Time to learn! - Starting my self-directed bootcamp

 

After having worked as a Software Engineer for ten years in various companies both as employee and consultant, I've handed over my work's Access Card and laptop to embark on a period of self-driven learning

As a full time employee, I found that the 50 most mentally productive hours of my week were blocked by "producing something for my job" - it's true you can learn things on the job but it's a very interrupted learning and if your company's goals don't align with all that you want to learn, it gets harder and you need to sacrifice other time I would rather use to keep my body and mind healthy.

Artificial Intelligence has made the news front in the last two years, many technology companies are in recession, the climate/energy tech sector is figuring out how to layout their plans for the future, as well as struggling to get impactful investments and all of this together looks to me like an inflection point.

My current line of work is software development - a field that is still relatively new but after my ten years of experience I can see there's way too much wasted effort (i.e: dissonance between business and technical strategy, or within software developers themselves, too much reinventing the wheel).
There's a huge potential for using LLMs to replace many of the most repetitive and error-prone tasks we're doing over and over again. If we can create, train and use new tools to reduce this waste and do more meaningful work, I'm up for it.
At the same time; there're many engineering strategy tools being developed as I write this blog post such as Teamperature from Team Topologies, and there's a trend to move away from the awful mess we've started with the microservices-first architectures out there which made our software significantly more expensive to maintain and keep to a good quality.

My domain of work is the energy sector - up until now I've been focused on the software side mostly but I love energy, decarbonization, home automation...etc. In fact, my degree is a type of Electrical Engineering specialized in telecommunications, so there's a lot of electronics and electromagnetism still in my brain that are dying to get out and put into practice.

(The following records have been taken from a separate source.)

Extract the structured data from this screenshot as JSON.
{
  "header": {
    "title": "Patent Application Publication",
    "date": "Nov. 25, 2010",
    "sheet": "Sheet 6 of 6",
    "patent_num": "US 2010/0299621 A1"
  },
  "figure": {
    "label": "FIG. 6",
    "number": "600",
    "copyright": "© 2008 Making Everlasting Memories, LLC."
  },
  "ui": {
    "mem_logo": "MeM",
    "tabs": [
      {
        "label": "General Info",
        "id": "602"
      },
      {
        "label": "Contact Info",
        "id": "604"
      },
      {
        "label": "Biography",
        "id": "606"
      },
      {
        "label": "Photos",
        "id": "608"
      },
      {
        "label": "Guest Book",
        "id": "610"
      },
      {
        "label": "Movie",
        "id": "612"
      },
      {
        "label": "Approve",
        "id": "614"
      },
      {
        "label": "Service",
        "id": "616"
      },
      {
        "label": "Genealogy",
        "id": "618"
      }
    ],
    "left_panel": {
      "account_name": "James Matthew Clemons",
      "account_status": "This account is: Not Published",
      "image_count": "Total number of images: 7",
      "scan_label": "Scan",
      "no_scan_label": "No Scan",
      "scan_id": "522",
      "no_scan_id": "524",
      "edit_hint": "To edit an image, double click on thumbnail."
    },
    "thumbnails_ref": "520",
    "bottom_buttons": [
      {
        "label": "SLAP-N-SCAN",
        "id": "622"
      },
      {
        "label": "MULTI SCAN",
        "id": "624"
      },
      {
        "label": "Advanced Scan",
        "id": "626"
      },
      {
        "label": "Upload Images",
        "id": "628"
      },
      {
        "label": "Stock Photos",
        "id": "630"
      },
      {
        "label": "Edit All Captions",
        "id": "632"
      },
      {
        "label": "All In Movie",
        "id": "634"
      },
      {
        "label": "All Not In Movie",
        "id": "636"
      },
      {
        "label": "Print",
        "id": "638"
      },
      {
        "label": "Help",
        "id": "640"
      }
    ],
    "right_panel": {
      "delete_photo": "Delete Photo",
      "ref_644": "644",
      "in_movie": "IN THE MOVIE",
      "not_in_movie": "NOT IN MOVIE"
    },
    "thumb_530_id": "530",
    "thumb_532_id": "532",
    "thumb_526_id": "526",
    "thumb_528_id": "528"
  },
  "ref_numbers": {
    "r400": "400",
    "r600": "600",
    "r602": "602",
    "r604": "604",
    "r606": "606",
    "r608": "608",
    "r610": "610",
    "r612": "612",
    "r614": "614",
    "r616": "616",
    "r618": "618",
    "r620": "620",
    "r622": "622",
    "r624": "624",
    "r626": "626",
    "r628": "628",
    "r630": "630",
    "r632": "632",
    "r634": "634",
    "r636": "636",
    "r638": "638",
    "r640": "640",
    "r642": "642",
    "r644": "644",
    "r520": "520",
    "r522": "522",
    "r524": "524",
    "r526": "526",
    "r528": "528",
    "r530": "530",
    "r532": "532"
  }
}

The courses, book reading and projects I'll be working on are around the following topics:

  • Home Energy Management and Net-Zero Energy transition - Get well versed enough to be able to understand, translate and even make decisions for my team when I work on my next role.
  • Artificial Intelligence - Understand as much as I can and learn about tools and applications I can use.
  • Algorithms - Get stronger at them because I never put much directed effort into them other than the corresponding courses in Uni which I have mostly forgotten about.
  • System Design - I'm using ByteByteGo most likely, they're amazing.
  • Networking, reading, studying other companies stories and learn from all their collective information about Engineering Strategy, Engineering Leadership and current trends in the industry.

I've already started chipping away all those topics, using courses on Coursera, Investigating Open Source projects...etc but it's soon to list exactly which courses I'm doing, given I might decide to swap them if they aren't not what I'm looking for. I'll post an update as soon as I have a self-contained post to share.